Site icon Jason Falls

Do You Update Your Website META Data? Here’s Why You Should!

Updating your website META data is one of those things most business owners and marketers shrug off and assume the SEO team or the webmaster have under control. But if whomever is in charge of your SEO is also in charge of lots of other things or isn’t primarily and SEO practitioner, they may not be updating your META data, either. And if you are a small business using SEO, well … you’re probably missing some META data.

When I talk about website META data, it generally refers to the code behind your website — HTML code on each page — that tells search engines and browsers about the page in question so they know how to categorize and index it. If you don’t have META data, then Google, Bing, Yahoo and other search engines have to assume what your page and website are about based on scans of the page. It’s not terrible, but it’s imperfect.

If, however, you add code that tells these search engines you page TITLE, gives the page a short DESCRIPTION and even list a few relevant KEYWORDS that relate to the page, they then know more about the page and can index it more accurately. META data can include lots of other components beyond those three, including Open Graph and Twitter Card information which help guide the the image and description of the page that appears when you share a link to it on social networks. But the TITLE and DESCRIPTION are the most important META tag elements.

Here’s how I know:

We recently did an audit of a client’s website and discovered that they used the default page title for their META title and none of their website’s pages (over 500) had META descriptions. Mind you, the website is an informational component for the business, not its primary website and was never intended to win search results. The client built it for a different resource reason and didn’t really care much about search traffic at the time.

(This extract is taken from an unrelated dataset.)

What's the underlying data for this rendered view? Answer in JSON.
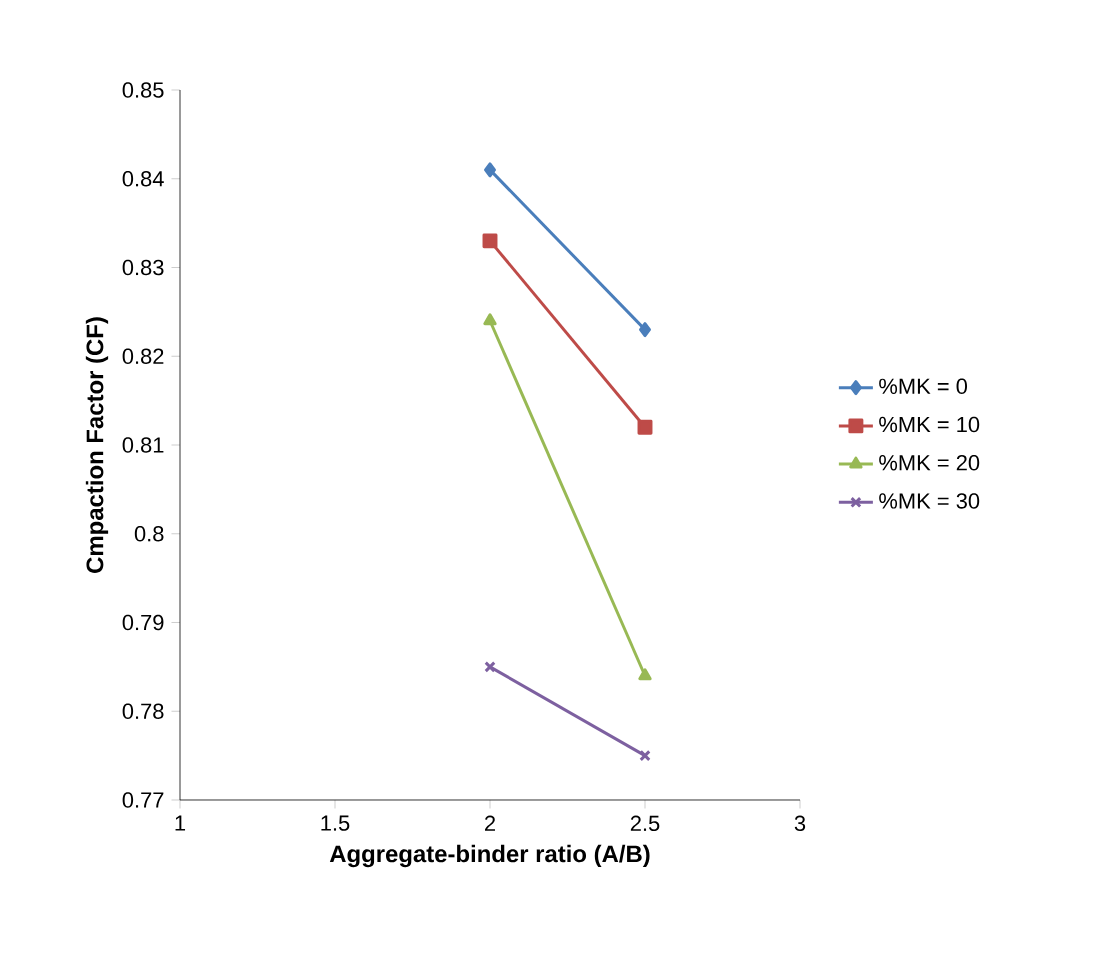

So, we took a couple of hours one afternoon to go through add more keyword-friendly titles and descriptions to the main navigation pages for the site. Note that we didn’t update all 400+ pages — just about 20 or so. There was no keyword research, per say. We just wrote descriptions and titles based on what was on the page and what top keyword each page might rank well for.

And here’s what happened:

The sudden growth that begins in October 2018 is because we updated META data on the website. And on only part of it, not all. The client did run a modest paid search campaign in November and December. But the three months in 2019 are all from unaided organic search.

Did the paid search campaign have an effect on organic search? We are certain it did. So we cannot say with 100 percent confidence our META data work was solely responsible for the up-tick. But this chart is only organic search traffic to the site, not paid traffic at all. So our conclusion is that the META updates are largely responsible — if not almost fully so — for the increase in organic traffic to the site.

Now imagine what would happen if we updated the META data on the other 400 or so pages! Or what would happen to your website if you made sure all the META data was there?

Let me know if you make a change and see more evidence. It would be fun to compare notes.